Je ne l'ai jamais connue que comme ca.
Petit,
cela ne me dérangeais pas. J'étais jeune et mon monde se limitait à peu
de choses, mes parents en étaient le centre et le reste n'avait pas
encore de réalité tangible.
Et puis, mon regard s'est ouvert, mon
horizon s'est élargi. J'ai découvert les gens, j'ai découvert leur
regard. J'ai découvert le poids de la différence. Je me suis découvert
une tristesse sans fond et une haine qui l'était tout autant.
J'avais 8 ans.
Bien
trop jeune pour ce genre d'émotions, bien trop jeune pour pouvoir
l'accepter, le prendre avec recul et, plus encore, le vivre bien.
Je me suis construit par la distance, par l'intellectualisation. L'autre, cet autre qui m'a mélancolisé, qui m'a lacéré à un âge où j'aurais du être dans l'insouciance enfantine... comment lui faire confiance, comment accepter de partager avec lui, d'être dans l'émotion, de me laisser aller? Comment lui faire confiance?

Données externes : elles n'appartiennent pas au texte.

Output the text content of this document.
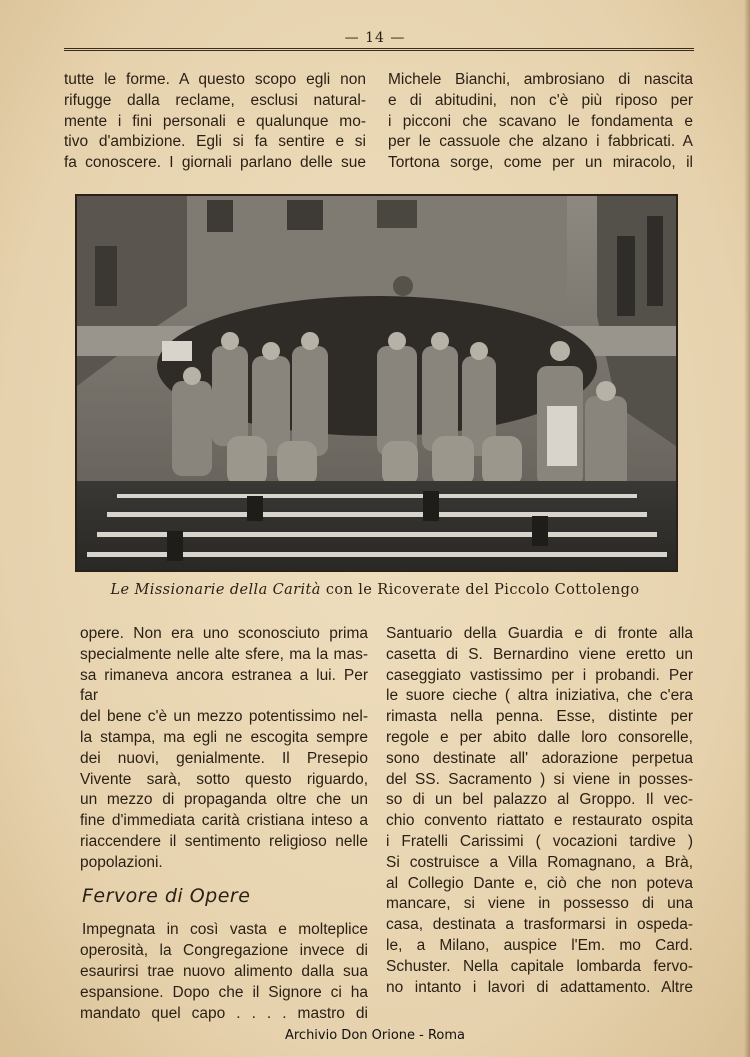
— 14 —

tutte le forme. A questo scopo egli non

rifugge dalla reclame, esclusi natural-

mente i fini personali e qualunque mo-

tivo d'ambizione. Egli si fa sentire e si

fa conoscere. I giornali parlano delle sue

Michele Bianchi, ambrosiano di nascita

e di abitudini, non c'è più riposo per

i picconi che scavano le fondamenta e

per le cassuole che alzano i fabbricati. A

Tortona sorge, come per un miracolo, il

Le Missionarie della Carità con le Ricoverate del Piccolo Cottolengo

opere. Non era uno sconosciuto prima

specialmente nelle alte sfere, ma la mas-

sa rimaneva ancora estranea a lui. Per far

del bene c'è un mezzo potentissimo nel-

la stampa, ma egli ne escogita sempre

dei nuovi, genialmente. Il Presepio

Vivente sarà, sotto questo riguardo,

un mezzo di propaganda oltre che un

fine d'immediata carità cristiana inteso a

riaccendere il sentimento religioso nelle

popolazioni.

Fervore di Opere

Impegnata in così vasta e molteplice

operosità, la Congregazione invece di

esaurirsi trae nuovo alimento dalla sua

espansione. Dopo che il Signore ci ha

mandato quel capo . . . . mastro di

Santuario della Guardia e di fronte alla

casetta di S. Bernardino viene eretto un

caseggiato vastissimo per i probandi. Per

le suore cieche ( altra iniziativa, che c'era

rimasta nella penna. Esse, distinte per

regole e per abito dalle loro consorelle,

sono destinate all' adorazione perpetua

del SS. Sacramento ) si viene in posses-

so di un bel palazzo al Groppo. Il vec-

chio convento riattato e restaurato ospita

i Fratelli Carissimi ( vocazioni tardive )

Si costruisce a Villa Romagnano, a Brà,

al Collegio Dante e, ciò che non poteva

mancare, si viene in possesso di una

casa, destinata a trasformarsi in ospeda-

le, a Milano, auspice l'Em. mo Card.

Schuster. Nella capitale lombarda fervo-

no intanto i lavori di adattamento. Altre

Archivio Don Orione - Roma
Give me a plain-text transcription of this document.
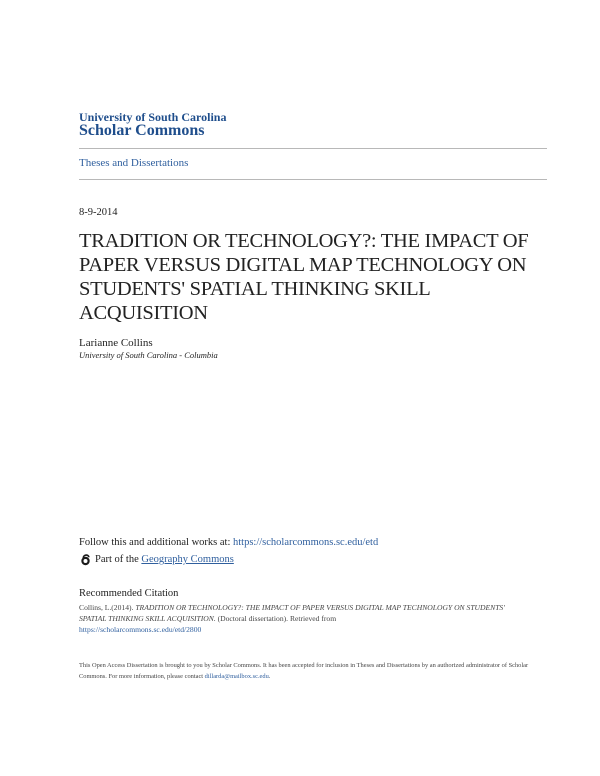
University of South Carolina
Scholar Commons
Theses and Dissertations
8-9-2014
TRADITION OR TECHNOLOGY?: THE IMPACT OF PAPER VERSUS DIGITAL MAP TECHNOLOGY ON STUDENTS' SPATIAL THINKING SKILL ACQUISITION
Larianne Collins
University of South Carolina - Columbia
Follow this and additional works at: https://scholarcommons.sc.edu/etd
Part of the
Geography Commons
Recommended Citation
Collins, L.(2014). TRADITION OR TECHNOLOGY?: THE IMPACT OF PAPER VERSUS DIGITAL MAP TECHNOLOGY ON STUDENTS' SPATIAL THINKING SKILL ACQUISITION. (Doctoral dissertation). Retrieved from
https://scholarcommons.sc.edu/etd/2800
This Open Access Dissertation is brought to you by Scholar Commons. It has been accepted for inclusion in Theses and Dissertations by an authorized administrator of Scholar Commons. For more information, please contact dillarda@mailbox.sc.edu.
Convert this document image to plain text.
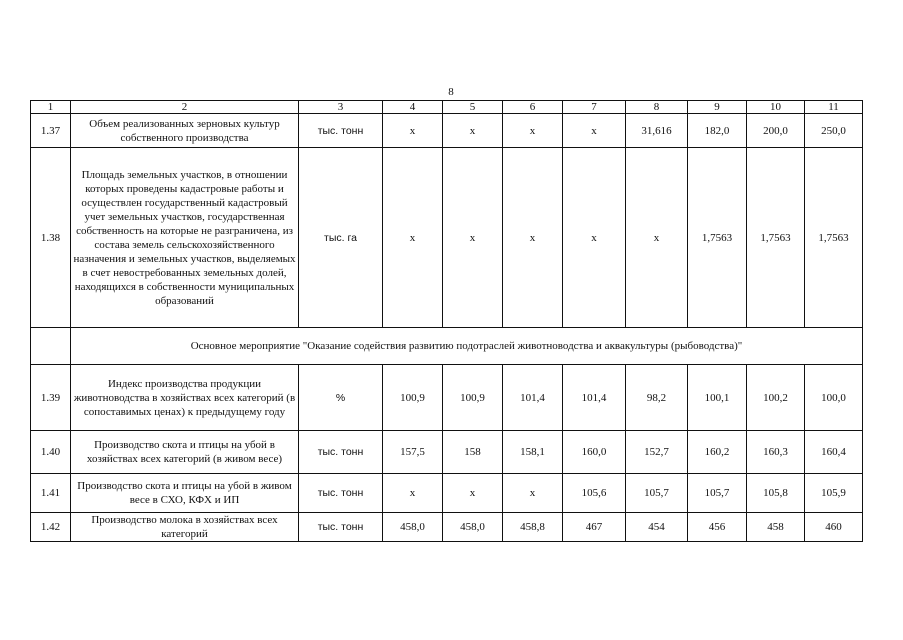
8
1	2	3	4	5	6	7	8	9	10	11
1.37	Объем реализованных зерновых культур собственного производства	тыс. тонн	х	х	х	х	31,616	182,0	200,0	250,0
1.38	Площадь земельных участков, в отношении которых проведены кадастровые работы и осуществлен государственный кадастровый учет земельных участков, государственная собственность на которые не разграничена, из состава земель сельскохозяйственного назначения и земельных участков, выделяемых в счет невостребованных земельных долей, находящихся в собственности муниципальных образований	тыс. га	х	х	х	х	х	1,7563	1,7563	1,7563
	Основное мероприятие "Оказание содействия развитию подотраслей животноводства и аквакультуры (рыбоводства)"									
1.39	Индекс производства продукции животноводства в хозяйствах всех категорий (в сопоставимых ценах) к предыдущему году	%	100,9	100,9	101,4	101,4	98,2	100,1	100,2	100,0
1.40	Производство скота и птицы на убой в хозяйствах всех категорий (в живом весе)	тыс. тонн	157,5	158	158,1	160,0	152,7	160,2	160,3	160,4
1.41	Производство скота и птицы на убой в живом весе в СХО, КФХ и ИП	тыс. тонн	х	х	х	105,6	105,7	105,7	105,8	105,9
1.42	Производство молока в хозяйствах всех категорий	тыс. тонн	458,0	458,0	458,8	467	454	456	458	460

J'ai méprisé tous ces petits barbares débiles insensibles, insipides et minables qui couraient en culottes courtes derrière un ballon dans les cours de récréation. Et j'ai continué à les mépriser beaucoup plus tard encore alors qu'ils étaient déjà devenus des banquiers, des juges, des dealers, des épiciers, des fonctionnaires, des proxénètes, des évêques ou des chimpanzés névropathes.
Des années durant, je me suis auto-détruit pour ne plus me voir, pour ne plus les voir, pour ne plus voir combien j'avais besoin d'eux, combien ils m'empêchaient d'aimer ceux que j'avais choisis. J'ai maudit ce monde et préféré les limbes à la lutte. J'ai rationalisé, intellectualisé, cartésianisé là où j'aurais dû laplaciser plutot, vivre certainement. Mais comment faire confiance?
Il n'y a pas de réponse je crois. Question enfantée par la peur pour suciter l'immobilisme. Oxymoron mêlant rationnel et sensitif.
Il y a longtemps que j'ai quitté ma rive. Le léthé n'a rien effacé. La traversée des 4 fleuves n'est pas sans douleur. La peur est toujours là, mais ramenée à sa fonction première, provoquer une réaction. J'avance avec la sérénité de qui s'est trop vu mourir pour avoir encore réellement peur et pour ne pas savoir comment faire. Les autres, leurs regards me blessent encore... mais, Harry, écoute, écoute, le rire des Immortels se rapproche.
Seulement pour les fous.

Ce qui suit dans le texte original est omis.